LD 1020, if passed, will legally recognize any marriage between two adults, gender specific terms being removed. It also reaffirms that this will not infringe in any way on religious teachings, meaning no church can be penalized for choosing who they will or will not marry.

Last week citizens on each side of the issue met in Augusta to voice their opinions on gay marriage. The Portland Phoenix offers a “play-by-play” of the event. My wife discouraged me from reading the thing as yelling at a weekly paper is less than productive. The article was quite good, a reminder of why twitting news just doesn’t always cut it. The piece echoes something a woman who attended the meeting told me; all of the arguments of those opposed were either biblical, junk science, wives’ tales, and easily refuted.

Highlights:
One woman read a poem entitled “The Manly Man” as her argument. The poem was of dubious quality, which of course is my opinion. “The world delights in the manly man, and the weak and evil flee/When the manly man goes forth to hold his own on land or sea.” The article says the author is unknown, but I found the full poem by “jollynoblefrog” at this site.

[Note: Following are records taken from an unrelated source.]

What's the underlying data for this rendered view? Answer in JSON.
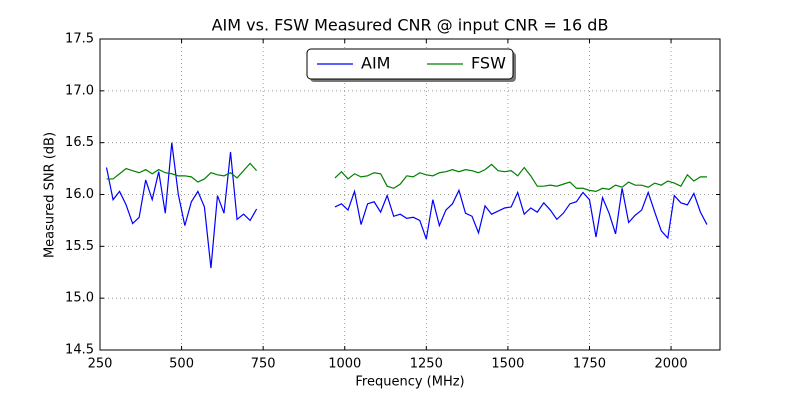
{
  "chart_data": {
    "type": "line",
    "title": "AIM vs. FSW Measured CNR @ input CNR = 16 dB",
    "x_label": "Frequency (MHz)",
    "y_label": "Measured SNR (dB)",
    "x": [
      270,
      290,
      310,
      330,
      350,
      370,
      390,
      410,
      430,
      450,
      470,
      490,
      510,
      530,
      550,
      570,
      590,
      610,
      630,
      650,
      670,
      690,
      710,
      730,
      850,
      970,
      990,
      1010,
      1030,
      1050,
      1070,
      1090,
      1110,
      1130,
      1150,
      1170,
      1190,
      1210,
      1230,
      1250,
      1270,
      1290,
      1310,
      1330,
      1350,
      1370,
      1390,
      1410,
      1430,
      1450,
      1470,
      1490,
      1510,
      1530,
      1550,
      1570,
      1590,
      1610,
      1630,
      1650,
      1670,
      1690,
      1710,
      1730,
      1750,
      1770,
      1790,
      1810,
      1830,
      1850,
      1870,
      1890,
      1910,
      1930,
      1950,
      1970,
      1990,
      2010,
      2030,
      2050,
      2070,
      2090,
      2110
    ],
    "series": [
      {
        "name": "AIM",
        "color": "#0000ff",
        "values": [
          16.26,
          15.95,
          16.03,
          15.9,
          15.72,
          15.78,
          16.14,
          15.95,
          16.22,
          15.82,
          16.5,
          16.0,
          15.7,
          15.93,
          16.03,
          15.88,
          15.29,
          15.99,
          15.82,
          16.41,
          15.76,
          15.81,
          15.75,
          15.86,
          null,
          15.88,
          15.91,
          15.85,
          16.03,
          15.71,
          15.91,
          15.93,
          15.83,
          15.99,
          15.79,
          15.81,
          15.77,
          15.78,
          15.75,
          15.57,
          15.95,
          15.7,
          15.85,
          15.91,
          16.04,
          15.82,
          15.79,
          15.63,
          15.89,
          15.81,
          15.84,
          15.87,
          15.88,
          16.02,
          15.81,
          15.87,
          15.83,
          15.92,
          15.85,
          15.76,
          15.82,
          15.91,
          15.93,
          16.02,
          15.95,
          15.59,
          15.97,
          15.82,
          15.62,
          16.06,
          15.73,
          15.8,
          15.85,
          16.02,
          15.83,
          15.65,
          15.58,
          15.99,
          15.92,
          15.9,
          16.01,
          15.83,
          15.71
        ]
      },
      {
        "name": "FSW",
        "color": "#008000",
        "values": [
          16.15,
          16.15,
          16.2,
          16.25,
          16.23,
          16.21,
          16.24,
          16.2,
          16.24,
          16.21,
          16.2,
          16.18,
          16.18,
          16.17,
          16.12,
          16.15,
          16.21,
          16.19,
          16.18,
          16.21,
          16.16,
          16.23,
          16.3,
          16.23,
          null,
          16.16,
          16.22,
          16.15,
          16.2,
          16.17,
          16.18,
          16.21,
          16.2,
          16.08,
          16.06,
          16.1,
          16.18,
          16.17,
          16.21,
          16.19,
          16.18,
          16.21,
          16.22,
          16.24,
          16.22,
          16.24,
          16.23,
          16.21,
          16.24,
          16.29,
          16.23,
          16.22,
          16.23,
          16.18,
          16.26,
          16.18,
          16.08,
          16.08,
          16.09,
          16.08,
          16.1,
          16.12,
          16.06,
          16.06,
          16.04,
          16.03,
          16.06,
          16.05,
          16.09,
          16.07,
          16.12,
          16.09,
          16.09,
          16.07,
          16.11,
          16.09,
          16.13,
          16.11,
          16.08,
          16.19,
          16.13,
          16.17,
          16.17
        ]
      }
    ],
    "xlim": [
      250,
      2150
    ],
    "xticks": [
      250,
      500,
      750,
      1000,
      1250,
      1500,
      1750,
      2000
    ],
    "ylim": [
      14.5,
      17.5
    ],
    "yticks": [
      14.5,
      {
        "value": 15.0,
        "label": "15.0"
      },
      15.5,
      {
        "value": 16.0,
        "label": "16.0"
      },
      16.5,
      {
        "value": 17.0,
        "label": "17.0"
      },
      17.5
    ],
    "grid": true,
    "legend": "upper center"
  }
}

Reverend Steve Young stated, “Gay people get sick more often than straight people. If we do this, your Anthem bills will go up.” That may be true, or horribly false, but then what does that have to do with marriage? By the logic Rev. Young uses, homosexuals get sick more often just because they are gay. Their mere existence leads to their increased illness. So marriage is not really a factor.

One man opposed gay marriage on the grounds that his wife of 10 years left him for another woman. Perhaps if she could have married a woman in the first place that wouldn’t have happened. In any case, wouldn’t you rather people be in loving marriages than unhappy mismatches?

A WWII veteran said these inspiring words: “I was asked by a woman at a polling place recently if I believed in equal rights for all people. I told her that’s what I fought for on Omaha Beach.”

Some prophetic words to end with that speak to more than just this issue: “We are Republicans and Christians,” says an LD 1020 supporter standing next to her husband at the podium. “Love thy neighbor as yourself. The young people get this, you know?”